The first myth is that the Canadian access to medicines regime does not work. In fact, Canada is the only country in the world to have used this kind of regime to export medicines. In 2007, it took the Canadian government only 15 days to issue a licence, resulting in the shipment of nearly 16 million tablets to Rwanda for the treatment of HIV-AIDS.

A second myth is that Bill C-398 will save lives. This bill would in fact do nothing to save lives or deliver a larger quantity of essential medicines to developing countries in need. Rather, Canada's approach in funding medicines for those who need them most is saving lives and will continue to do so.

These amendments will not change the economics of drug supply. Less costly alternatives will always be available from emerging markets. Canada is not and will never be a low-cost producer, such as India or other emerging economies. India supplies over 80% of donor-funded antiretrovirals to developing countries.

This is not only about one country. Brazil, Thailand and South Africa also produce a significant amount of affordable medicines. We should not be surprised that even after CAMR was requested and used successfully to send medicines to Rwanda, that country soon found a more affordable alternative source in India.

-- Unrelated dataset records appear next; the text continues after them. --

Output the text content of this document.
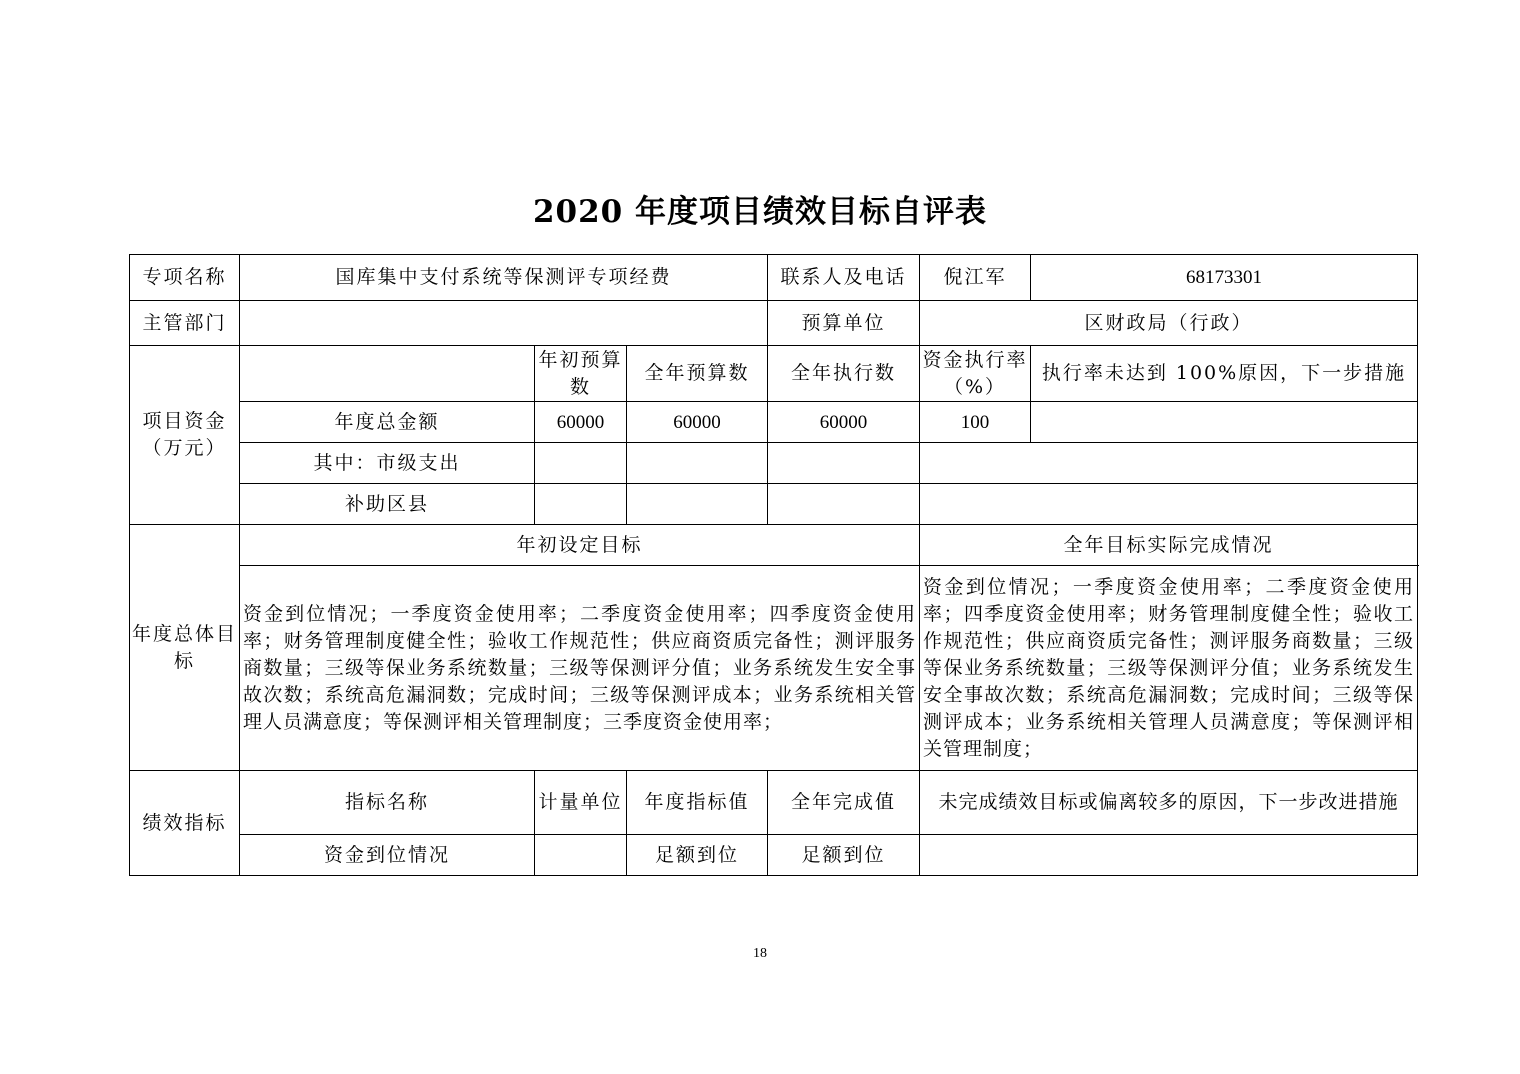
2020 年度项目绩效目标自评表
专项名称	国库集中支付系统等保测评专项经费			联系人及电话	倪江军	68173301
主管部门				预算单位	区财政局（行政）	
项目资金（万元）		年初预算数	全年预算数	全年执行数	资金执行率（%）	执行率未达到 100%原因，下一步措施
	年度总金额	60000	60000	60000	100	
	其中：市级支出					
	补助区县					
年度总体目标	年初设定目标				全年目标实际完成情况	
	资金到位情况；一季度资金使用率；二季度资金使用率；四季度资金使用率；财务管理制度健全性；验收工作规范性；供应商资质完备性；测评服务商数量；三级等保业务系统数量；三级等保测评分值；业务系统发生安全事故次数；系统高危漏洞数；完成时间；三级等保测评成本；业务系统相关管理人员满意度；等保测评相关管理制度；三季度资金使用率；				资金到位情况；一季度资金使用率；二季度资金使用率；四季度资金使用率；财务管理制度健全性；验收工作规范性；供应商资质完备性；测评服务商数量；三级等保业务系统数量；三级等保测评分值；业务系统发生安全事故次数；系统高危漏洞数；完成时间；三级等保测评成本；业务系统相关管理人员满意度；等保测评相关管理制度；	
绩效指标	指标名称	计量单位	年度指标值	全年完成值	未完成绩效目标或偏离较多的原因，下一步改进措施	
	资金到位情况		足额到位	足额到位		
18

The bill also ignores what the World Health Organization's panel of independent medical experts from the developed and developing world have said. Over 98% of the medicines on the World Health Organization's list of essential medicines are either generic or not patent protected in the developing world.


According to the joint United Nations program on HIV-AIDS and the World Health Organization, an estimated 8 million people living with HIV in low and middle-income countries were receiving antiretroviral therapy at the end of 2011. That is a 25-fold increase over the last decade, and I do not want that number to be skipped over.

Kevin Sorenson - CPC

The Canadian access to medicines regime is still available to countries that need it. Canada is the only country to have used this tool to export medicines successfully.

Prior to Canada using the regime to import drugs in 2007, there is the example of Rwanda that my colleague pointed out, which was already procuring generic HIV drugs, primarily from India, at a steadily declining price. Today Rwanda does not need Canada's access to medicines regime for those drugs. Canada can be involved in many other ways. India is now supplying Rwanda with the same product produced by Apotex under Canada's access to medicines regime at a much lower price than we would provide.


The approach proposed in Bill C-398, the so-called “one-licence” solution, would hinder innovation and research in Canada. In addition, many of the bill's proposed changes would violate our international trade obligations. The approach suggested by the bill would allow the Commissioner of Patents to grant an export licence without first verifying whether the importing country has made the necessary notification. In fact, a licence would not only be issued without knowing where the product will be shipped and the identity of the buyers, but also with no indication of the amount being purchased. This would cause serious transparency problems and would increase the potential for the diversion of drugs away from the people who need them the most.